- Date: May 22, 2006
- Location: Birgunj (वीरगञ्ज) Parsa District (पर्सा जिल्ला) Madhesh Province (मधेश प्रदेश) Nepal (सङ्घीय लोकतान्त्रिक गणतन्त्र नेपाल) 27°0′N 84°52′E﻿ / ﻿27.000°N 84.867°E
- Caused by: Announcement by the Parliament of Nepal on 18 May 2006 that the country would become a secular state.
- Methods: Protests
- Result: Closure of Birgunj (वीरगञ्ज) for two days.; The Parliament of Nepal adopted an Interim Constitution on January 15, 2007 declaring Nepal to be a secular state.;

Parties
| Hindu groups | Parliament of Nepal |

= 2006 Birgunj unrest =

Several incidents of unrest in Birgunj, Nepal on 22 May 2006

The 2006 Birganj unrest were several incidents of unrest perpetrated by Hindu groups in the Nepalese city of Birgunj on 22 May 2006 following the announcement by the Parliament of Nepal on 18 May that the country will become a secular state.

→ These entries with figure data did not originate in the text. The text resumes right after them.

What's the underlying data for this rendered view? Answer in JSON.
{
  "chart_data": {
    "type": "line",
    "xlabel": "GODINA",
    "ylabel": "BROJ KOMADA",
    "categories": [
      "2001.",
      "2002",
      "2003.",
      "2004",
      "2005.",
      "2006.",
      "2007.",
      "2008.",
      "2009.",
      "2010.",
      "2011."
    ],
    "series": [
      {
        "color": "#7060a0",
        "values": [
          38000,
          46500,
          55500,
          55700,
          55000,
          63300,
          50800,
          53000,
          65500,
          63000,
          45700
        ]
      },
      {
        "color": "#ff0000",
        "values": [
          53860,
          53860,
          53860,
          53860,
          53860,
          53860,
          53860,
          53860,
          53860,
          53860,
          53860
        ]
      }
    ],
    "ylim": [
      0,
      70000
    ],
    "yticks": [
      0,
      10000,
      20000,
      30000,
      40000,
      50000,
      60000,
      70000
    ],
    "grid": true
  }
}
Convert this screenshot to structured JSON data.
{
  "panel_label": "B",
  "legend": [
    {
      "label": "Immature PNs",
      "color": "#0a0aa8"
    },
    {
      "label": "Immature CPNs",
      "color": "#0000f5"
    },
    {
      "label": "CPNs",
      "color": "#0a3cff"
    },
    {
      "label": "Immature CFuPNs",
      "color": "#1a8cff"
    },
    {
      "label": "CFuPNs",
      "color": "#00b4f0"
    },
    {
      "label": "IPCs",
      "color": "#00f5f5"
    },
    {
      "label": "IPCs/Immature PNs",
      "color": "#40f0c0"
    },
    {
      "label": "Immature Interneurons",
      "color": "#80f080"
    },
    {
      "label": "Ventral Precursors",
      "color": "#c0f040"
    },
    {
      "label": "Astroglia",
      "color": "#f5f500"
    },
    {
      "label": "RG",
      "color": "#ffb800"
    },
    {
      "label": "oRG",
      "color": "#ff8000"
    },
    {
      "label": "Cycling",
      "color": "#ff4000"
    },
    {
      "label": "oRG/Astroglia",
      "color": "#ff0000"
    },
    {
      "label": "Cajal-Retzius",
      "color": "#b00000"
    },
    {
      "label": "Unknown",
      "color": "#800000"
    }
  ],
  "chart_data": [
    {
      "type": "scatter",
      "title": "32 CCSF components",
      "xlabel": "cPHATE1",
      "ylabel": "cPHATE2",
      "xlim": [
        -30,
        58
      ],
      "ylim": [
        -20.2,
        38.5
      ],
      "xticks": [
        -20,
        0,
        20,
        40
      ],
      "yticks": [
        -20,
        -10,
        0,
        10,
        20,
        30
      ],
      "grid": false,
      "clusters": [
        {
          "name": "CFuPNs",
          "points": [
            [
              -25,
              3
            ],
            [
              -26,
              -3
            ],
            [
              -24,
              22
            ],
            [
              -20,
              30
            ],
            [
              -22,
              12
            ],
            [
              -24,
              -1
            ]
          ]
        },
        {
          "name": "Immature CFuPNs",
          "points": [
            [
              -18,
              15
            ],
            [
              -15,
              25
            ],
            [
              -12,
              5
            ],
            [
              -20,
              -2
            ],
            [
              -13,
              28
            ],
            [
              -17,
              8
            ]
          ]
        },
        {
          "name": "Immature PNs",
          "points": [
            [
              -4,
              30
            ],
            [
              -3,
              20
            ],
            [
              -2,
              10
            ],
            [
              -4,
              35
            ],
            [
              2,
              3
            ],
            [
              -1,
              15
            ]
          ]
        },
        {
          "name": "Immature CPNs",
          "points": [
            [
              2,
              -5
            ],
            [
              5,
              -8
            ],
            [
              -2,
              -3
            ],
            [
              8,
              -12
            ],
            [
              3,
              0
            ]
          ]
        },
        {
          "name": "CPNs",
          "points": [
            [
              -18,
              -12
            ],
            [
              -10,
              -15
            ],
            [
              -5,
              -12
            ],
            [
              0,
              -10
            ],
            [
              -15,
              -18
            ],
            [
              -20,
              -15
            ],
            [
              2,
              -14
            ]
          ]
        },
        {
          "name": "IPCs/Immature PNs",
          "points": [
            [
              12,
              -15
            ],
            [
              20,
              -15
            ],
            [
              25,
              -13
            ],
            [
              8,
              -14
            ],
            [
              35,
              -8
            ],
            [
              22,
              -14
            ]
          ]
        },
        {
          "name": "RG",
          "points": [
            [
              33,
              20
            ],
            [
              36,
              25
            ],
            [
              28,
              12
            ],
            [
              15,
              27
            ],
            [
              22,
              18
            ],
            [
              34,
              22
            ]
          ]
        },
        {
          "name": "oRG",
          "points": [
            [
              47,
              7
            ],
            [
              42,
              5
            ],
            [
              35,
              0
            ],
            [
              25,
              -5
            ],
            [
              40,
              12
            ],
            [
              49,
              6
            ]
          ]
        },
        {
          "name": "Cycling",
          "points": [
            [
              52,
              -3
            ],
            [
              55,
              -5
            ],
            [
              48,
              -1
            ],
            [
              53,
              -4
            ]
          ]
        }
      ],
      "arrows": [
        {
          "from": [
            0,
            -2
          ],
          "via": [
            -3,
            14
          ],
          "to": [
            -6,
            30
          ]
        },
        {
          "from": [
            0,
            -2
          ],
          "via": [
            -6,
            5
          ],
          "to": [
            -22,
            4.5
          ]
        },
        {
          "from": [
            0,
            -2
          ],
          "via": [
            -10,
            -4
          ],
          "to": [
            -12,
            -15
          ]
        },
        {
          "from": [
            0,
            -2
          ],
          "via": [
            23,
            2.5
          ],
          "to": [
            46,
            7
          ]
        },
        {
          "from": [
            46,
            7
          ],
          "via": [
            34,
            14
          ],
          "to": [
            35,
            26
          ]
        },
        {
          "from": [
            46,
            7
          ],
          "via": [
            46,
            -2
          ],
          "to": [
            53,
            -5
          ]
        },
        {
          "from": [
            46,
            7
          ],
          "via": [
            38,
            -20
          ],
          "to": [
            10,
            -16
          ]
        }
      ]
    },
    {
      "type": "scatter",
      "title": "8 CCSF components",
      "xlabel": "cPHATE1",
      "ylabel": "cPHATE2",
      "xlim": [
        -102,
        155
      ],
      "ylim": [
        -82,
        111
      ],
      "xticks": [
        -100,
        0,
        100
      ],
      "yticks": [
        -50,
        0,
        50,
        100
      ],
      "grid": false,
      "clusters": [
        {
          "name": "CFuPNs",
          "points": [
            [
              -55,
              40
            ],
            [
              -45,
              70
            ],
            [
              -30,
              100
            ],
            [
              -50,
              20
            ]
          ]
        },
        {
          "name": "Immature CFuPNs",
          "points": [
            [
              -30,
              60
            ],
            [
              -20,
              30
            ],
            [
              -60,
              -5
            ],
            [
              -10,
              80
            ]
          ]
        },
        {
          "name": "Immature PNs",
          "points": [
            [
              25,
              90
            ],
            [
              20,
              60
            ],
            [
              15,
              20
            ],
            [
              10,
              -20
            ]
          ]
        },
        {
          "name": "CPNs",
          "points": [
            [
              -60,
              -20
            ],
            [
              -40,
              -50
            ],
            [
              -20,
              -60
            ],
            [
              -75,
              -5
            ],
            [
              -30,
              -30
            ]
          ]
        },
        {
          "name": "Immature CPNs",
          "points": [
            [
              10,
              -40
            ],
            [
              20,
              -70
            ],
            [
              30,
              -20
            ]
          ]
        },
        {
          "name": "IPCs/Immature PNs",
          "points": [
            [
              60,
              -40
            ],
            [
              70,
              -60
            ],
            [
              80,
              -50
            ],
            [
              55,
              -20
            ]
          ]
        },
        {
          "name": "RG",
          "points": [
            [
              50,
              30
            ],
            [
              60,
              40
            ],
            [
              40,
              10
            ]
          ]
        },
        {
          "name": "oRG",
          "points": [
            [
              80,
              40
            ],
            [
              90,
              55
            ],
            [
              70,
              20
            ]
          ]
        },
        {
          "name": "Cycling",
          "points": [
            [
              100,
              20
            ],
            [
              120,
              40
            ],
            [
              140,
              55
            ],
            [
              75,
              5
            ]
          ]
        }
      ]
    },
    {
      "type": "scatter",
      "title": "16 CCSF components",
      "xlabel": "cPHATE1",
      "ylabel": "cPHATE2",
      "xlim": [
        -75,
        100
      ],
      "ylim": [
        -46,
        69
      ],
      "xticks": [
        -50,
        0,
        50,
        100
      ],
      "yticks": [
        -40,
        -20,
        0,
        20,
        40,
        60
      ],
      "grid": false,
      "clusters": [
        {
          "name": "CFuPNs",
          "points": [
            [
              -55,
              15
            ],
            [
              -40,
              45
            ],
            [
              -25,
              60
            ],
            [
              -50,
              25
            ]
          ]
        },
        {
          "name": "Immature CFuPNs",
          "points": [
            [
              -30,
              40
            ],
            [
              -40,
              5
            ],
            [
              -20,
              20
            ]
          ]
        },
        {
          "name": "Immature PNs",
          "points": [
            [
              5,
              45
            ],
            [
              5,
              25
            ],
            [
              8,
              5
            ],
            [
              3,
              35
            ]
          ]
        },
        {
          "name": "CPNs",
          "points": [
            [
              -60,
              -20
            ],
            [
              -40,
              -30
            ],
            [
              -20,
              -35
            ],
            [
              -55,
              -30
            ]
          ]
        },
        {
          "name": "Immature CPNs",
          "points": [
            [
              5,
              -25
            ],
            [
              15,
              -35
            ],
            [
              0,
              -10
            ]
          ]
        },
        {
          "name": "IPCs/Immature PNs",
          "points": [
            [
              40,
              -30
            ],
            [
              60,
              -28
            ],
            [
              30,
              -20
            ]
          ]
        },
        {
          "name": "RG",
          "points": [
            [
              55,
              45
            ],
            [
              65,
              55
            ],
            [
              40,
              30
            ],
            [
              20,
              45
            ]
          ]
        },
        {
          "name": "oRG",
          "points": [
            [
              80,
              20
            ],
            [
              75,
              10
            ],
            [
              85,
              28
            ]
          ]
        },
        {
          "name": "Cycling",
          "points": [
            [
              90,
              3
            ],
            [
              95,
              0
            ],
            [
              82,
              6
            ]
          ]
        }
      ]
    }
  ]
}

The declaration lead to widespread unrest by Hindu fundamentalist groups across Nepal – the town of Birgunj was forced to close for two days.

==The unrest==
Hindu organizations in Nepal viewed the declaration of secular Nepal as "defamatory" and "dangerous" and told that it could provoke a "religious crusade" in the country.

The town of Birgunj lies on the border with India and according to local journalists the people involved in the unrest in the town had the character of the Hindu nationalist rallies that take place in India. The town was closed down by an alliance of Hindu groups – with thousands taking to the streets.